Зато соловьем заливался, играя густым, гибким голосом, прислушиваясь к нему с видимым удовольствием, капитан Бахрушин:

— Когда знаешь, что завтра, может быть, тебя не станет, а сегодня вот такой вечер, хочется поменьше рассуждать…

Бахрушин, ища поддержку, выразительно посмотрел на Марию. Она резко свела на переносице темные брови, запрокинув руки за голову, откинулась назад, на невысокую насыпь, словно подчеркивая несогласие и независимость.

А морской вечер плыл над утихшим городом, у маяка Дооб грудились тучи, похожие на горы с медно-розовым гребнем и синими покатыми боками.

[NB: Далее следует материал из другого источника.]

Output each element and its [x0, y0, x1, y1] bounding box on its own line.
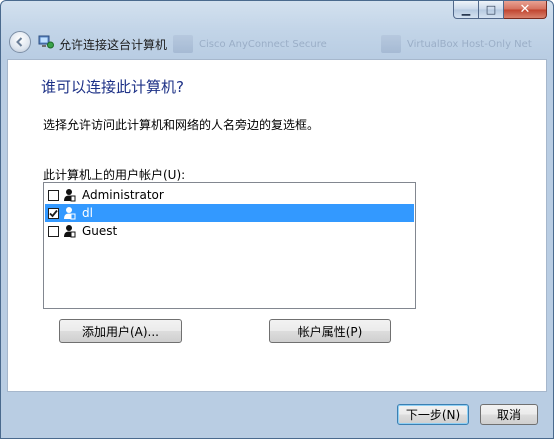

Солнце, уходя за Мархотский хребет, бросало прощальные лучи в бирюзовую бухту. На черно-синей груди горы Колдун, клубясь, укладывались на ночь седые тучи. Прозрачную тишину только изредка нарушала проснувшаяся цикада. Проверещит одиноко, словно детская рука проведет несколько раз пилкой по фанере, — и снова тишина. Не шелохнутся акации. И если бы не груды щебня, не пробоины в молу, не омертвелые развалины Новорэса, предостерегающе поднявшего к небу пальцы-трубы, могло показаться, нет никакой войны, город готовится ко сну, убаюкиваемый едва слышным морским прибоем.